5 responses to “Grand Avenue Merchant News”

  1. Thanks for the terrific article. I am saddened to hear of the changing of the guard at Walden Pond. Marshall bought greeting cards from me when I was documenting the marvelous quotes on the south facing marquee of the Grand Lake theatre. and Paul, my deepest condolences. I met you on several occasions on my visits to Walden Pond and am so happy to have an independent bookseller in our very own neighborhood.

  2. Keith Savell Avatar
    Keith Savell

    I love reading your Splashpad updates Ken! Thanks for all that you do for the community.

  3. Janis Clark Avatar
    Janis Clark

    Great 1st “new” edition.

    1. Wonderful Newsletter! Thank you so much for mentioning my Dad’s passing (Marshall Curatolo)…. I have 50 wonderful years experience with him on Grand Avenue to draw from …. so lucky 🙂

      1. Linda Roman Avatar
        Linda Roman

        Paul,
        I’m so sorry to hear of Marshall’s passing.

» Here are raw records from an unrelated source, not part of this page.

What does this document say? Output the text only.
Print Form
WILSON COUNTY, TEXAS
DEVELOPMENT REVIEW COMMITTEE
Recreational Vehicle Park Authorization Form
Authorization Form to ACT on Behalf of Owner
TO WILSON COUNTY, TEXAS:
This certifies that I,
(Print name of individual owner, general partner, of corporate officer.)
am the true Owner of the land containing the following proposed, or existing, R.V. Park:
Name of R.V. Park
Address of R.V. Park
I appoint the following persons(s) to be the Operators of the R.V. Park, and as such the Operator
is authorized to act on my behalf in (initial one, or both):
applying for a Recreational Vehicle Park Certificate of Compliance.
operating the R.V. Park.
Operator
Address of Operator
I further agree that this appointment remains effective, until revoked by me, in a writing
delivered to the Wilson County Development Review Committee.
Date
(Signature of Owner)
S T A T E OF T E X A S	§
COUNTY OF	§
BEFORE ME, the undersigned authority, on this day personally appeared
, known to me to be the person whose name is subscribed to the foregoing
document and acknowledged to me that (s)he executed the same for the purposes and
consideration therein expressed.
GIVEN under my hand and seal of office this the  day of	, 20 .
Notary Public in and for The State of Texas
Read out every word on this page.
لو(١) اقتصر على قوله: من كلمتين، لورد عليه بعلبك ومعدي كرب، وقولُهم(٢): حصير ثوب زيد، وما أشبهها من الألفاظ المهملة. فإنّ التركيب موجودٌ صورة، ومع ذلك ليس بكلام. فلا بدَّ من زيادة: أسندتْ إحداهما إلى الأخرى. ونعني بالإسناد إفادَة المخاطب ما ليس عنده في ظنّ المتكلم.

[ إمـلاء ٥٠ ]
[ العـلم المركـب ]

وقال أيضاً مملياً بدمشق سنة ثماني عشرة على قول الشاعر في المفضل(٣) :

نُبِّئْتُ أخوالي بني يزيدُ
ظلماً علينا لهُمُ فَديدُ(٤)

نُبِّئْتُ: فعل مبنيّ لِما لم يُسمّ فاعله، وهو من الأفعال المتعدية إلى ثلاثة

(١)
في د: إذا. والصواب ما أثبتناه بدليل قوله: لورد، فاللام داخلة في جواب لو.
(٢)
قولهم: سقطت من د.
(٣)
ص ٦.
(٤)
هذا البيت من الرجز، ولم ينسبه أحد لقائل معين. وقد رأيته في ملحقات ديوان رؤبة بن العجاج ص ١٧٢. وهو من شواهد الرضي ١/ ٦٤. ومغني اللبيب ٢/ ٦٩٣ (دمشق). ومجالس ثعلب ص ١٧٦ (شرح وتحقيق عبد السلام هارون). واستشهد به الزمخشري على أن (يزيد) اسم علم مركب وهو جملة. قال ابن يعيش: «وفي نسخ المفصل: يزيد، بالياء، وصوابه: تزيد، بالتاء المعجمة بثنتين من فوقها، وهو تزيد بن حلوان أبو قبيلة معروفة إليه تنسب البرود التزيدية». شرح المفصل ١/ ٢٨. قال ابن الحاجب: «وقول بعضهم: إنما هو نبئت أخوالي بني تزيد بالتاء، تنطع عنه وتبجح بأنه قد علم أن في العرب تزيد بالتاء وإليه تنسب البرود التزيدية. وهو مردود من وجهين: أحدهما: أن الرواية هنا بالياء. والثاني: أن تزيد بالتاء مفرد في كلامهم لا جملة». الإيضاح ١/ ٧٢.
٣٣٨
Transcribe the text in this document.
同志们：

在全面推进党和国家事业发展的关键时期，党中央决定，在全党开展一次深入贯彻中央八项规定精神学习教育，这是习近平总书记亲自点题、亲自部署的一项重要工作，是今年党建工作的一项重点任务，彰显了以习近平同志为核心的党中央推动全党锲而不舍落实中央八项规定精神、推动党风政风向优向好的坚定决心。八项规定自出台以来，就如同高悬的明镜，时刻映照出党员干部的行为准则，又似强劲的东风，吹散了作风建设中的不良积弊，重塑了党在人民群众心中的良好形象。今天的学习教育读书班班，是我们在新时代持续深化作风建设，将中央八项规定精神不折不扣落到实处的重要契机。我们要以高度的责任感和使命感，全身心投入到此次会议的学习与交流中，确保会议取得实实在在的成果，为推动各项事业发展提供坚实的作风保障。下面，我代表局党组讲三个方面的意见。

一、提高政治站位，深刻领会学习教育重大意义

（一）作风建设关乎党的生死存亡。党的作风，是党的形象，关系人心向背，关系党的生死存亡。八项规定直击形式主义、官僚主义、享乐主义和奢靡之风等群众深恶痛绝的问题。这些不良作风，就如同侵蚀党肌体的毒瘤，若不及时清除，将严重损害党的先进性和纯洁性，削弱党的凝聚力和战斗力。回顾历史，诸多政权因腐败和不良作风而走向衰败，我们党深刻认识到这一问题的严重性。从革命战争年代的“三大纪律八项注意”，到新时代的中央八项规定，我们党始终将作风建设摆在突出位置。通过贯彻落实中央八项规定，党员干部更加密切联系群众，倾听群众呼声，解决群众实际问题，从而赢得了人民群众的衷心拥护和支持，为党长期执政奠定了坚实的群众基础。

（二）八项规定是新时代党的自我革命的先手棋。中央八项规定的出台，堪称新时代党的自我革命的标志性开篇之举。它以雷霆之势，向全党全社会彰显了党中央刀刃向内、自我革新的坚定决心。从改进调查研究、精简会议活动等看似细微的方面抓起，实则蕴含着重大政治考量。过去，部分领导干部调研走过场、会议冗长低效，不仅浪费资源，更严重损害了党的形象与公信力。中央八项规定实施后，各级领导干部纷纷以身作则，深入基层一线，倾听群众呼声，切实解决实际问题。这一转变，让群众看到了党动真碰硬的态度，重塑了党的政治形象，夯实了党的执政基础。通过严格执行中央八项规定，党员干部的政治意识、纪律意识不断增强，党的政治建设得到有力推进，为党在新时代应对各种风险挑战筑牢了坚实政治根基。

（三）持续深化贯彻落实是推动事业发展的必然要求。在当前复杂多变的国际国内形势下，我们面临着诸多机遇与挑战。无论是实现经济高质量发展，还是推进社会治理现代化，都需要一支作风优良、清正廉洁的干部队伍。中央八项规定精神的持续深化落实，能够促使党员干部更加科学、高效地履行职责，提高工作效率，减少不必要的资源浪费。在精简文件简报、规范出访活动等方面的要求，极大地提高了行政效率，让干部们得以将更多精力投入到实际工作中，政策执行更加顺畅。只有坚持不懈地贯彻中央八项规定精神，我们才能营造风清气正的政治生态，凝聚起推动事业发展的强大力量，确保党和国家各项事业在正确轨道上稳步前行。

He was such a lovely man (as are you). Years and years ago, there was a beautiful book of Degas paintings that I really wanted but it was too expensive. He sold it to me at a very low price and I was so grateful. Also, I always admired the wooden carvings that were often in your window. I asked him about them and went to Oaxaca to see more. He sent me to a friend of his who had a shop near the Zocalo. That friend took me to breakfast in a wonderful place that I’m sure I’ll never find again. Those are just two of many wonderful encounters I had with your dad. It’s a great loss but we’re lucky we had him for such a long time and his spirit will remain in the bookstore.